Sept milles, en droite ligne, me séparaient de Saint-Michel. Incapable, semblait-il, de franchir la distance, exténué de travail, épuisé par la perte du sang, les flancs meurtris des caresses ferrées que m’avait octroyées Covey ; je rampai néanmoins du côté de Saint-Michel, tandis que le dompteur de noirs regardait ailleurs.

Pour audacieux que fût le pas, il était fait. — À mi-chemin du bois, Covey se retourne :

— Ici ! ici ! beugle-t-il : Amenez mon cheval !

On l’amène, on le selle. Covey saute dessus. Mais j’avais atteint la forêt, je m’étais enseveli dans un impénétrable fourré. Excité par mes efforts, le sang jaillit à nouveau ; je me sentais faiblir : Si j’allais saigner à mort ! Expirer, déchiqueté sous le bec des vautours !

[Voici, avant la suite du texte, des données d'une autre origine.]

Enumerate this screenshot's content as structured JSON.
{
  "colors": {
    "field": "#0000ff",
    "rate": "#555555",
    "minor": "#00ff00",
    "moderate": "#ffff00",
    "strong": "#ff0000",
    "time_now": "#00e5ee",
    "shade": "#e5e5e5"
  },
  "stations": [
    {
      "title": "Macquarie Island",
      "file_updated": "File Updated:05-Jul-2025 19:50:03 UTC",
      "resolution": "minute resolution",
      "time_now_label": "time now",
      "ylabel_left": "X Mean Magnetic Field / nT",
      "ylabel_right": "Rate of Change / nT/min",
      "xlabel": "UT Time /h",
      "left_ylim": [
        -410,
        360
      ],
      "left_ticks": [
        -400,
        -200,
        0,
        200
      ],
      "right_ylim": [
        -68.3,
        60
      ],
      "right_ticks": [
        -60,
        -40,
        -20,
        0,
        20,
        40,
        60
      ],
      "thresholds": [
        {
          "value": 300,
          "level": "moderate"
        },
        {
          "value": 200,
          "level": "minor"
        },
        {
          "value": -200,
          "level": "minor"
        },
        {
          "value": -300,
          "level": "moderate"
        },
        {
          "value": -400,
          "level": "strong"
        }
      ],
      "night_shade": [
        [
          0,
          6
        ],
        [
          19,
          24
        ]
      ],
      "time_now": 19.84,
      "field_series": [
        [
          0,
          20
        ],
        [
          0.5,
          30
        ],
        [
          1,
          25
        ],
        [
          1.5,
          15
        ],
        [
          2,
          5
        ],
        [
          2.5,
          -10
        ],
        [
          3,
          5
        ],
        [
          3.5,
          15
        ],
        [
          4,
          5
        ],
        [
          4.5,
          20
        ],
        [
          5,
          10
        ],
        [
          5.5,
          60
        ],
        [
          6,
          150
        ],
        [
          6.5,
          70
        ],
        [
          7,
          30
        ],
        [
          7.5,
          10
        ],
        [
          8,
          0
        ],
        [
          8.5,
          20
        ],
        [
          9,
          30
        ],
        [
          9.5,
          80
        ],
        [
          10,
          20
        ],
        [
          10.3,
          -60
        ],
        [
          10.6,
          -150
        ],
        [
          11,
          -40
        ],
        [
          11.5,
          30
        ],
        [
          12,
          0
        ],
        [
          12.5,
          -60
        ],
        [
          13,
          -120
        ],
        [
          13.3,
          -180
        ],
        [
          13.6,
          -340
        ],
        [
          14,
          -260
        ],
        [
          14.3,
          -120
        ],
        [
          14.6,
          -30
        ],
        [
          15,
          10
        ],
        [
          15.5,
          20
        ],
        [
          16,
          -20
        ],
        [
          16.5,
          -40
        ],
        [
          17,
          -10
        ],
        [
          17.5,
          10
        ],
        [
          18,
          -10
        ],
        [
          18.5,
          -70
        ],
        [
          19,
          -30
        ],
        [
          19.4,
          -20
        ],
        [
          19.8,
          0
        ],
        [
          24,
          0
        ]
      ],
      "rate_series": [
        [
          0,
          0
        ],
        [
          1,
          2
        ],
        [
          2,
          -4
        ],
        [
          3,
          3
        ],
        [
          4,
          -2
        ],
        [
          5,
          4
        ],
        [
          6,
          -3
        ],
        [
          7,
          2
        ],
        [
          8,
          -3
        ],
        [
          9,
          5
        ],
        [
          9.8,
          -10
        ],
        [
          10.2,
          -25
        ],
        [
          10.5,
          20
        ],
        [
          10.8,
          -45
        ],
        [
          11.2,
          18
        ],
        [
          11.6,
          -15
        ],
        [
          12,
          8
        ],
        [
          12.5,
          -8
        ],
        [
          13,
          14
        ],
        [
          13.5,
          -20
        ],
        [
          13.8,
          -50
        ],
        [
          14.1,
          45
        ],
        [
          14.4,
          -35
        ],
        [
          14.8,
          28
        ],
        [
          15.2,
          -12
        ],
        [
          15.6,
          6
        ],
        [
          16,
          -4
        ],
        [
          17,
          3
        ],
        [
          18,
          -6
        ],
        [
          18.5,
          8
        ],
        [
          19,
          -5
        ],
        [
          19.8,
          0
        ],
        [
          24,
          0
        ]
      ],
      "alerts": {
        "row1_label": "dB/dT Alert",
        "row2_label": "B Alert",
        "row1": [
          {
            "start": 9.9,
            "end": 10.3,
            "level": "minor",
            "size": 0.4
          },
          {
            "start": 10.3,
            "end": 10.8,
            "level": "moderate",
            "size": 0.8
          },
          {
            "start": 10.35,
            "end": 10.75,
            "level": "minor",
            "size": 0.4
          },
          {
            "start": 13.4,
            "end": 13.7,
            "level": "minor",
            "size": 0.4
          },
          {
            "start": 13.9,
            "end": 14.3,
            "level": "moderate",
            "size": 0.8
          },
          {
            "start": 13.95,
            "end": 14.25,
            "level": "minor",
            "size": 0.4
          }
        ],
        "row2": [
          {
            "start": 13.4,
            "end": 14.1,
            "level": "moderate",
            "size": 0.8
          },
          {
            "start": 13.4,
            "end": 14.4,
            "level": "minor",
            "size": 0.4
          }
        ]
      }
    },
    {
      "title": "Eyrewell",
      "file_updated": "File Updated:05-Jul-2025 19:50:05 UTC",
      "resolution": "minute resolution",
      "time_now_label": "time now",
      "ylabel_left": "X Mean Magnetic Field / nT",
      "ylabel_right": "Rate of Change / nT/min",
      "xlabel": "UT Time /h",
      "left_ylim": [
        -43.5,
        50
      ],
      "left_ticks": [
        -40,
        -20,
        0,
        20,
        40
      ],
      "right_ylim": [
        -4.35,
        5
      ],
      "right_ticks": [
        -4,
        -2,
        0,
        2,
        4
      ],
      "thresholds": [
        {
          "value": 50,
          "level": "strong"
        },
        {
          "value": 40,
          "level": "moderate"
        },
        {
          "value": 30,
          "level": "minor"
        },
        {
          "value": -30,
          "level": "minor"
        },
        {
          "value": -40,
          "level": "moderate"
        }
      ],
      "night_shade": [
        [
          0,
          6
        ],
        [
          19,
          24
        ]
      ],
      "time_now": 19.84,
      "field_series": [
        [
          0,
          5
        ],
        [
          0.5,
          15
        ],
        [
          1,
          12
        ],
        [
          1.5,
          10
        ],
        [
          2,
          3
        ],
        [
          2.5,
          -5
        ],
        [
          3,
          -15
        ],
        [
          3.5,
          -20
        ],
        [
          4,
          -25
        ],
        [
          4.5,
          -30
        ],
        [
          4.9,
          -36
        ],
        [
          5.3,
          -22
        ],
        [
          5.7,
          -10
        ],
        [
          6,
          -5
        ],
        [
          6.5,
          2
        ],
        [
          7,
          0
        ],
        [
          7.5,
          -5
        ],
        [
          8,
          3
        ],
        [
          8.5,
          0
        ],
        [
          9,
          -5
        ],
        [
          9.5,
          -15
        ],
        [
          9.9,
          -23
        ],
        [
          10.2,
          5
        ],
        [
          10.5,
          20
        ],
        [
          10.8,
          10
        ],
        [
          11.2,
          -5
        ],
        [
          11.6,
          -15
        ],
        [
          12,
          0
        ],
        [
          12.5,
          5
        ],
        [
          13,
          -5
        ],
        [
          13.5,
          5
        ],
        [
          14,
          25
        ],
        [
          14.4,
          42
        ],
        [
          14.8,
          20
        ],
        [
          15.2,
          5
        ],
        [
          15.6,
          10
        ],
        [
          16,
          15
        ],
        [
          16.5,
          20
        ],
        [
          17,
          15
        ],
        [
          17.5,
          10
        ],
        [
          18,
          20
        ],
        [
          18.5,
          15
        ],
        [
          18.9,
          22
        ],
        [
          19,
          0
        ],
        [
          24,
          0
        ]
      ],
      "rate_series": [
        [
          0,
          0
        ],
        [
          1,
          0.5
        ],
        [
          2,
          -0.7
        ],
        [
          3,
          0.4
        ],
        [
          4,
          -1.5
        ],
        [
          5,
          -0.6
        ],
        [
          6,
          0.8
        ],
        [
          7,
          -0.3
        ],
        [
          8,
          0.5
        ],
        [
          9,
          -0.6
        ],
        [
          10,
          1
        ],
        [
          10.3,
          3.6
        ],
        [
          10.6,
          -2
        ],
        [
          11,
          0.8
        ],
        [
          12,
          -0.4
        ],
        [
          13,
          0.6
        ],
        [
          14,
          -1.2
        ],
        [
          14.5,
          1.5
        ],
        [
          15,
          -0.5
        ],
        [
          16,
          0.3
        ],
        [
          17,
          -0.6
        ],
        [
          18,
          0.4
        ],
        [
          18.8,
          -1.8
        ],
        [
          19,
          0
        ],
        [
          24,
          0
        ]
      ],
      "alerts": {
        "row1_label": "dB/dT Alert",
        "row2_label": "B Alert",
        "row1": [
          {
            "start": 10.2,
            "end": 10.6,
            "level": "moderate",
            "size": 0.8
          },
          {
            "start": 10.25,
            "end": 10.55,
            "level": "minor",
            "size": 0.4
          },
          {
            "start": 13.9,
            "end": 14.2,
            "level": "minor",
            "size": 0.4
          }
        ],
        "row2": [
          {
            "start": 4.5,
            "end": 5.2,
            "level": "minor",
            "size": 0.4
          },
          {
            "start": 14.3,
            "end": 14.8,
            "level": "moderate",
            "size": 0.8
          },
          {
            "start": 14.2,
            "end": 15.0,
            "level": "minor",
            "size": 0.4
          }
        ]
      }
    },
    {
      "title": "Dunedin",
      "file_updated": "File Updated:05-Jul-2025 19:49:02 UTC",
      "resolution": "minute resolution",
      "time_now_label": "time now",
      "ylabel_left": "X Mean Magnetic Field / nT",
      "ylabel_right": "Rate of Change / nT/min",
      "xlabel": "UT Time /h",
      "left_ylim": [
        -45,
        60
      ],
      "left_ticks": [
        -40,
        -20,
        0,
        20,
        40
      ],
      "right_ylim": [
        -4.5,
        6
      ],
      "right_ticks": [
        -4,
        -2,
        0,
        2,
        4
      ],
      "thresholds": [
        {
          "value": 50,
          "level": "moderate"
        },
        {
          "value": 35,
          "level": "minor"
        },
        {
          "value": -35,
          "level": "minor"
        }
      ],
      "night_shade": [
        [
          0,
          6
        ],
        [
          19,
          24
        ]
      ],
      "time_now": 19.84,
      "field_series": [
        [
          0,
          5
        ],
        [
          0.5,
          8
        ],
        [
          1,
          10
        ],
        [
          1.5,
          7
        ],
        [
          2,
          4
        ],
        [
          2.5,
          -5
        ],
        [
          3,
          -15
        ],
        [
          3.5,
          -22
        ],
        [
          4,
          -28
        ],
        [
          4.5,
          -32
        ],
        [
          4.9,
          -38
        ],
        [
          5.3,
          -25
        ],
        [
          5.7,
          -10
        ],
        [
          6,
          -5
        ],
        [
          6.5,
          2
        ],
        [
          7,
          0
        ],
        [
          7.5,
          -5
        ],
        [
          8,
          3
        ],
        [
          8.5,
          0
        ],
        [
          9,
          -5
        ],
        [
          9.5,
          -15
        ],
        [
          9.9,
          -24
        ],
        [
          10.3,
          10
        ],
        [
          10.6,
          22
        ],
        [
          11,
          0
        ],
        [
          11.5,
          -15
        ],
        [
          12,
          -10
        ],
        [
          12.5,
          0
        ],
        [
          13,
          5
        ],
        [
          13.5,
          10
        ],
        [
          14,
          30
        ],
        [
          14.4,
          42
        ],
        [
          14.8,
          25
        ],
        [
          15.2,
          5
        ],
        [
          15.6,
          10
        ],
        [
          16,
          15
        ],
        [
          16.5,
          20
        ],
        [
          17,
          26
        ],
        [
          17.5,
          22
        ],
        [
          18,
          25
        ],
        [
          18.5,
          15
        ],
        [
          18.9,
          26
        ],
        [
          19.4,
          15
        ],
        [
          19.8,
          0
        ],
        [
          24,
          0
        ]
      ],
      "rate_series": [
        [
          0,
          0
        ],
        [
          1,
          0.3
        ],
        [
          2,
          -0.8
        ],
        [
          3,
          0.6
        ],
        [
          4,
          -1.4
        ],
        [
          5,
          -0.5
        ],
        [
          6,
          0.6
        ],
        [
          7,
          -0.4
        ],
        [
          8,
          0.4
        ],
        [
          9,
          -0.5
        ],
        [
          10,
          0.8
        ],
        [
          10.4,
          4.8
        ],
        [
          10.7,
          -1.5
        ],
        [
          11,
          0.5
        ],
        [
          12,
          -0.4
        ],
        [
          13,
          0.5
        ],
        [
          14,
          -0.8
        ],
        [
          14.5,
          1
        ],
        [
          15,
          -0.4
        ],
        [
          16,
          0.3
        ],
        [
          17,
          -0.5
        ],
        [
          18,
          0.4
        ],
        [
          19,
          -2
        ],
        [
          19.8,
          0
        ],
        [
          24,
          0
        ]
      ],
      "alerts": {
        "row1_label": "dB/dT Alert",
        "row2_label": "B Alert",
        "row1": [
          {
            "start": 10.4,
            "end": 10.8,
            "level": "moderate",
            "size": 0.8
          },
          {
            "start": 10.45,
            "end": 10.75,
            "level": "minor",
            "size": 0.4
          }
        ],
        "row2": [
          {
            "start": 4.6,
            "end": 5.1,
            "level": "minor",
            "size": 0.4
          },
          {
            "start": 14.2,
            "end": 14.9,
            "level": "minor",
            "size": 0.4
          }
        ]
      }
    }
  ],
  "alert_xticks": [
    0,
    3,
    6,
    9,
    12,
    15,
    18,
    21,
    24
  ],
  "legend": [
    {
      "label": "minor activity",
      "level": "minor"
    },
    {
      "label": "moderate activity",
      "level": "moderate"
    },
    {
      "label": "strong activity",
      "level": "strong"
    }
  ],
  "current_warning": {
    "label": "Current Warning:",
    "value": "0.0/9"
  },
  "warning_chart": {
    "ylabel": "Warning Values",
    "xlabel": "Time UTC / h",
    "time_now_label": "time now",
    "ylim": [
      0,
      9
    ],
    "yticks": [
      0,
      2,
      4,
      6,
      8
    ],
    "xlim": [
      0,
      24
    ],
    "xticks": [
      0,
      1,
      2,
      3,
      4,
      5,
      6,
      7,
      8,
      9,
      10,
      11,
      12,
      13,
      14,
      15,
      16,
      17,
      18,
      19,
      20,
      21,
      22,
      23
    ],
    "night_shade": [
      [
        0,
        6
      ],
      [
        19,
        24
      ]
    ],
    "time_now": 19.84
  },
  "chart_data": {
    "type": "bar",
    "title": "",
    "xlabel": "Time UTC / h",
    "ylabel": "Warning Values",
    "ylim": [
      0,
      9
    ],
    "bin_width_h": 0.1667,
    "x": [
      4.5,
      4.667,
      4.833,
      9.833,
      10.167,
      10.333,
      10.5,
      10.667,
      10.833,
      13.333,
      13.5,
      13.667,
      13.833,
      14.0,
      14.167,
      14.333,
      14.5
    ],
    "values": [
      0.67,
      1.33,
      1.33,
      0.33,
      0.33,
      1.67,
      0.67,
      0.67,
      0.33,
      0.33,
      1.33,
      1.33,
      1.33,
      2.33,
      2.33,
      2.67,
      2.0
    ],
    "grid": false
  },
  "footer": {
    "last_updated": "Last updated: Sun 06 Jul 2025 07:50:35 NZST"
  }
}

Tandis que l’ombre descendait, qu’un peu de fraîcheur la pénétrait, que mes cheveux matelassés sur la blessure, en coagulaient par degrés le sang ; mon âme parcourut toute l’échelle de la pensée : de l’athéisme au doute, du doute à la certitude, de la certitude à l’espoir. Et comme la nuit se faisait, que la foi me rentrait au cœur, je repris mon chemin. Quatre heures après, j’arrivais à Saint-Michel.